Cübbeli Ahmet Hoca, Twitter hesabından hem bir video paylaştı, hem de flood yaparak bu konudaki uyarılarını tekrarladı. Diyânet'in bu işin kontrolünü kaybetmiş durumda olduğunu savunan Ahmet Mahmut Ünlü, açıklamalarını şöyle sürdürdü: "Diyânet'i uyarıyoruz. Hangi ırktan ve milletten olursa olsun eğer câmiilerde bu adamlara konuşma izni verirseniz Selefîliğe Vehhabîliğe hizmet edip iç savaşı körüklemiş olacaksınız. Diyânet en kısa zamanda kendine gelmeli, bünyesindeki sapık i'tikâdlı Vehhâbî zihniyetli adamları da tespit edip ihrâc etmeli ve câmiileri de mutlakâ kontrol altına almalıdır. Diyânet'e Vehhâbîler yerleşmiş ve bâzı müftüler de Vehhâbîleri câmiide konuşturuyorsa, Suriye Ulemâsı Birliği Başkanı Üsâme er-Rifâ'î Hazretleri ne yapabilir?"

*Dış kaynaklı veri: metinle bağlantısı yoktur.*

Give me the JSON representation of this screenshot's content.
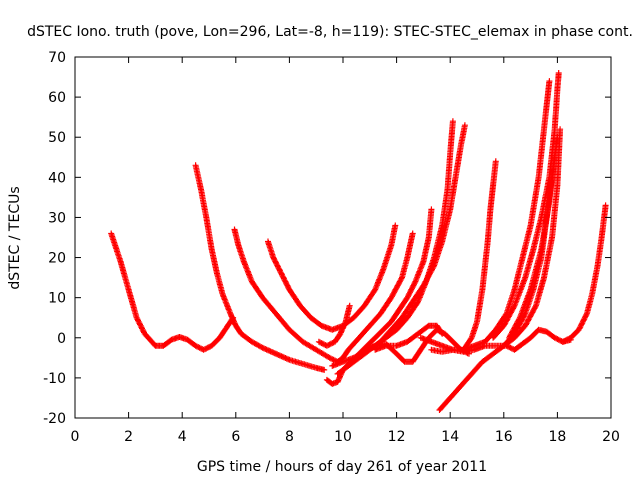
{
  "chart_data": {
    "type": "scatter",
    "title": "dSTEC Iono. truth (pove, Lon=296, Lat=-8, h=119): STEC-STEC_elemax in phase cont.",
    "xlabel": "GPS time / hours of day 261 of year 2011",
    "ylabel": "dSTEC  / TECUs",
    "xlim": [
      0,
      20
    ],
    "ylim": [
      -20,
      70
    ],
    "xticks": [
      "0",
      "2",
      "4",
      "6",
      "8",
      "10",
      "12",
      "14",
      "16",
      "18",
      "20"
    ],
    "yticks": [
      "-20",
      "-10",
      "0",
      "10",
      "20",
      "30",
      "40",
      "50",
      "60",
      "70"
    ],
    "grid": false,
    "legend": "none",
    "marker": "plus",
    "color": "#ff0000",
    "series": [
      {
        "points": [
          [
            1.35,
            26
          ],
          [
            1.5,
            23
          ],
          [
            1.7,
            19
          ],
          [
            2.0,
            12
          ],
          [
            2.3,
            5
          ],
          [
            2.6,
            1
          ],
          [
            3.0,
            -2
          ],
          [
            3.3,
            -2
          ],
          [
            3.6,
            -0.5
          ],
          [
            3.9,
            0.2
          ],
          [
            4.2,
            -0.5
          ],
          [
            4.5,
            -2
          ],
          [
            4.8,
            -3
          ],
          [
            5.1,
            -2
          ],
          [
            5.4,
            0
          ],
          [
            5.7,
            3
          ],
          [
            5.9,
            5
          ]
        ]
      },
      {
        "points": [
          [
            4.5,
            43
          ],
          [
            4.7,
            37
          ],
          [
            4.9,
            30
          ],
          [
            5.1,
            22
          ],
          [
            5.3,
            16
          ],
          [
            5.5,
            11
          ],
          [
            5.8,
            6
          ],
          [
            6.0,
            3
          ],
          [
            6.2,
            1
          ],
          [
            6.6,
            -1
          ],
          [
            7.0,
            -2.5
          ],
          [
            7.5,
            -4
          ],
          [
            8.0,
            -5.5
          ],
          [
            8.5,
            -6.5
          ],
          [
            9.0,
            -7.5
          ],
          [
            9.3,
            -8
          ]
        ]
      },
      {
        "points": [
          [
            5.95,
            27
          ],
          [
            6.1,
            23
          ],
          [
            6.3,
            19
          ],
          [
            6.6,
            14
          ],
          [
            7.0,
            10
          ],
          [
            7.5,
            6
          ],
          [
            8.0,
            2
          ],
          [
            8.5,
            -1
          ],
          [
            9.0,
            -3
          ],
          [
            9.5,
            -5
          ],
          [
            9.8,
            -6
          ],
          [
            10.0,
            -5
          ],
          [
            10.2,
            -3
          ],
          [
            10.6,
            0
          ],
          [
            11.0,
            3
          ],
          [
            11.4,
            6
          ],
          [
            11.8,
            10
          ],
          [
            12.2,
            15
          ],
          [
            12.4,
            20
          ],
          [
            12.6,
            26
          ]
        ]
      },
      {
        "points": [
          [
            7.2,
            24
          ],
          [
            7.4,
            20
          ],
          [
            7.7,
            16
          ],
          [
            8.0,
            12
          ],
          [
            8.4,
            8
          ],
          [
            8.8,
            5
          ],
          [
            9.2,
            3
          ],
          [
            9.6,
            2
          ],
          [
            10.0,
            3
          ],
          [
            10.4,
            5
          ],
          [
            10.8,
            8
          ],
          [
            11.2,
            12
          ],
          [
            11.5,
            17
          ],
          [
            11.8,
            23
          ],
          [
            11.95,
            28
          ]
        ]
      },
      {
        "points": [
          [
            9.1,
            -1
          ],
          [
            9.4,
            -2
          ],
          [
            9.7,
            -1
          ],
          [
            9.9,
            1
          ],
          [
            10.1,
            4
          ],
          [
            10.25,
            8
          ]
        ]
      },
      {
        "points": [
          [
            9.4,
            -10.5
          ],
          [
            9.6,
            -11.5
          ],
          [
            9.8,
            -11
          ],
          [
            10.0,
            -8
          ],
          [
            10.3,
            -6
          ],
          [
            10.6,
            -4
          ],
          [
            10.9,
            -2
          ],
          [
            11.2,
            0
          ],
          [
            11.5,
            2
          ],
          [
            11.8,
            4
          ],
          [
            12.1,
            7
          ],
          [
            12.4,
            10
          ],
          [
            12.7,
            14
          ],
          [
            13.0,
            19
          ],
          [
            13.2,
            25
          ],
          [
            13.3,
            32
          ]
        ]
      },
      {
        "points": [
          [
            9.6,
            -7
          ],
          [
            10.0,
            -6
          ],
          [
            10.4,
            -5
          ],
          [
            10.8,
            -3.5
          ],
          [
            11.2,
            -2
          ],
          [
            11.6,
            0
          ],
          [
            12.0,
            2
          ],
          [
            12.4,
            5
          ],
          [
            12.8,
            9
          ],
          [
            13.1,
            14
          ],
          [
            13.4,
            20
          ],
          [
            13.7,
            28
          ],
          [
            13.9,
            37
          ],
          [
            14.0,
            46
          ],
          [
            14.1,
            54
          ]
        ]
      },
      {
        "points": [
          [
            9.8,
            -9
          ],
          [
            10.2,
            -7
          ],
          [
            10.6,
            -5
          ],
          [
            11.0,
            -3
          ],
          [
            11.4,
            -1
          ],
          [
            11.8,
            2
          ],
          [
            12.2,
            5
          ],
          [
            12.6,
            9
          ],
          [
            13.0,
            13
          ],
          [
            13.4,
            18
          ],
          [
            13.7,
            24
          ],
          [
            14.0,
            32
          ],
          [
            14.2,
            40
          ],
          [
            14.4,
            48
          ],
          [
            14.55,
            53
          ]
        ]
      },
      {
        "points": [
          [
            10.8,
            -3
          ],
          [
            11.2,
            -2
          ],
          [
            11.6,
            -1.5
          ],
          [
            12.0,
            -4
          ],
          [
            12.3,
            -6
          ],
          [
            12.6,
            -6
          ],
          [
            12.9,
            -3
          ],
          [
            13.2,
            0
          ],
          [
            13.5,
            2
          ],
          [
            13.8,
            1
          ],
          [
            14.1,
            -1
          ],
          [
            14.4,
            -3
          ],
          [
            14.7,
            -4
          ]
        ]
      },
      {
        "points": [
          [
            11.2,
            -3
          ],
          [
            11.6,
            -2
          ],
          [
            12.0,
            -2
          ],
          [
            12.4,
            -1
          ],
          [
            12.8,
            1
          ],
          [
            13.2,
            3
          ],
          [
            13.5,
            3
          ],
          [
            13.7,
            1
          ]
        ]
      },
      {
        "points": [
          [
            12.9,
            0
          ],
          [
            13.3,
            -1
          ],
          [
            13.7,
            -2
          ],
          [
            14.1,
            -3
          ],
          [
            14.5,
            -3
          ],
          [
            14.8,
            0
          ],
          [
            15.0,
            4
          ],
          [
            15.2,
            12
          ],
          [
            15.4,
            24
          ],
          [
            15.5,
            32
          ],
          [
            15.6,
            38
          ],
          [
            15.7,
            44
          ]
        ]
      },
      {
        "points": [
          [
            13.3,
            -3
          ],
          [
            13.7,
            -3.5
          ],
          [
            14.1,
            -3
          ],
          [
            14.5,
            -3.5
          ],
          [
            14.9,
            -3
          ],
          [
            15.3,
            -2
          ],
          [
            15.7,
            -2
          ],
          [
            16.1,
            -2
          ],
          [
            16.4,
            -3
          ],
          [
            16.7,
            -1.5
          ],
          [
            17.0,
            0
          ],
          [
            17.3,
            2
          ],
          [
            17.6,
            1.5
          ],
          [
            17.9,
            0
          ],
          [
            18.2,
            -1
          ],
          [
            18.5,
            -0.5
          ]
        ]
      },
      {
        "points": [
          [
            13.6,
            -18
          ],
          [
            14.0,
            -15
          ],
          [
            14.4,
            -12
          ],
          [
            14.8,
            -9
          ],
          [
            15.2,
            -6
          ],
          [
            15.6,
            -4
          ],
          [
            16.0,
            -2
          ],
          [
            16.4,
            0
          ],
          [
            16.8,
            3
          ],
          [
            17.2,
            8
          ],
          [
            17.5,
            15
          ],
          [
            17.8,
            25
          ],
          [
            18.0,
            38
          ],
          [
            18.1,
            52
          ]
        ]
      },
      {
        "points": [
          [
            14.5,
            -3
          ],
          [
            14.9,
            -2
          ],
          [
            15.3,
            -1
          ],
          [
            15.7,
            2
          ],
          [
            16.1,
            6
          ],
          [
            16.4,
            12
          ],
          [
            16.7,
            20
          ],
          [
            17.0,
            28
          ],
          [
            17.3,
            40
          ],
          [
            17.5,
            52
          ],
          [
            17.6,
            58
          ],
          [
            17.7,
            64
          ]
        ]
      },
      {
        "points": [
          [
            15.6,
            0
          ],
          [
            16.0,
            3
          ],
          [
            16.4,
            8
          ],
          [
            16.8,
            15
          ],
          [
            17.1,
            22
          ],
          [
            17.4,
            30
          ],
          [
            17.7,
            40
          ],
          [
            17.9,
            52
          ],
          [
            18.0,
            62
          ],
          [
            18.05,
            66
          ]
        ]
      },
      {
        "points": [
          [
            16.0,
            -2
          ],
          [
            16.4,
            1
          ],
          [
            16.8,
            6
          ],
          [
            17.1,
            12
          ],
          [
            17.4,
            20
          ],
          [
            17.6,
            30
          ],
          [
            17.8,
            40
          ],
          [
            17.9,
            45
          ]
        ]
      },
      {
        "points": [
          [
            16.2,
            0
          ],
          [
            16.6,
            5
          ],
          [
            17.0,
            12
          ],
          [
            17.4,
            22
          ],
          [
            17.7,
            34
          ],
          [
            17.9,
            45
          ],
          [
            18.0,
            50
          ]
        ]
      },
      {
        "points": [
          [
            18.2,
            -1
          ],
          [
            18.5,
            0
          ],
          [
            18.8,
            2
          ],
          [
            19.1,
            6
          ],
          [
            19.3,
            11
          ],
          [
            19.5,
            18
          ],
          [
            19.65,
            25
          ],
          [
            19.8,
            33
          ]
        ]
      }
    ]
  }
}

"AKİT'İN DAĞITTIĞI SELEFİ KİTABINI YAKIN"

İsmailağa Cemaati'nin önde gelen isimlerinden olan Ahmet Mahmut Ünlü, Akit Gazetesi'nin dağıttığı Vehhâbîlerin en büyük kitabı Kitabu't-Tevhîd'i okumama konusunda da uyarıda bulundu, hatta evlerde varsa yakılmasını istedi. Ünlü, sözlerini şöyle sürdürdü: "Sonuç olarak; Osmân el-Hamîs ve Mahmûd el-Hasenât gibi adamların Türkiye'ye giriş çıkışları âcilen iptâl edilmelidir. Şahıslar hakkında isimleri çoğaltabiliriz. Bu adamların Sayın Cumhurbaşkanımızı methetmeleri ve devletimize sâhip çıkar gibi görünüp Türk bayraklı paylaşımlar yapmaları bizi aldatmamalıdır. Çünkü biz onların Arapça konuştukları diğer videolarında Mâturîdîlere, bizim bütün Türk Halkı'nın Müslümanlarına kâfir dediklerini görüyor ve biliyoruz. Bunlar şu anda kendilerine yer edinmeyi hedefliyorlar, daha sonra da câmiilerde bu kadar kalabalık toplayan bu kişilerin insanlarda büyük etkisi olduğu için onları sokağa dökmesi kaçınılmaz olacaktır. Tabii böylesi tahrîklerden Arap kardeşlerimiz daha ziyâde etkilenip memlekette iç karışıklığa sebebiyet vereceklerdir. Bundan dolayı devlet büyüklerimizi uyarıyoruz."

SİLAHLI SELEFİLER KONUSUNDA UYARMIŞTI

Ahmet Mahmut Ünlü'nün Selefi çıkışı ilk değil. 2 yıl kadar önce Ahmet Hakan'ın moderatörlüğündeki Tarafsız Bölge'de "silahlanan selefi dernekler” iddiasını gündeme taşımış, "2 bin silahlı Selefi dernek bulunduğunu" söylemişti. Ünlü, bu sözlerinin ardından Savcılığa giderek ifade vermiş, "adreslerini bilmediğini" söylemişti. 25 Eylül 2020'de iddialarıyla ilgili savcıya ifade veren Ahmet Mahmut Ünlü, "silahların görüntülerini savcılığa verdiğini" de belirtmişti. Ünlü, 13 Ekim 2020 tarihinde de bu konuda çalışma yapan arkadaşlarının savcılığa giderek "757 sayfa ifade ve 13 bin 99 sayfa döküman verdiklerini" söylemişti.

DİYANET'E MATURİDİ ÇİZGİDEN SAPMA ELEŞTİRİSİ

25 Aralık 2021'de gazeteci Barış Terkoğlu'na konuşan Ahmet Mahmut Ünlü, bu kez de "yorulduğunu" söylemiş, "Ben 'Atatürk dönemi Diyaneti'ni istiyorum" demişti. Ünlü, Diyanet'i Hanefiliğin itikat çizgisi olan Maturidilikten sapmakla suçlamış, şunları söylemişti: "Ben 'Atatürk dönemi Diyaneti'ni istiyorum. Onun döneminde Diyanet, Maturidi çizgisindeydi. Ya şimdiki İlahiyatçılar? Bir kısmı Vehhabi, bir kısmı Ehli Sünnet dışı başka ekollerden. Bunları söylemeyelim mi?"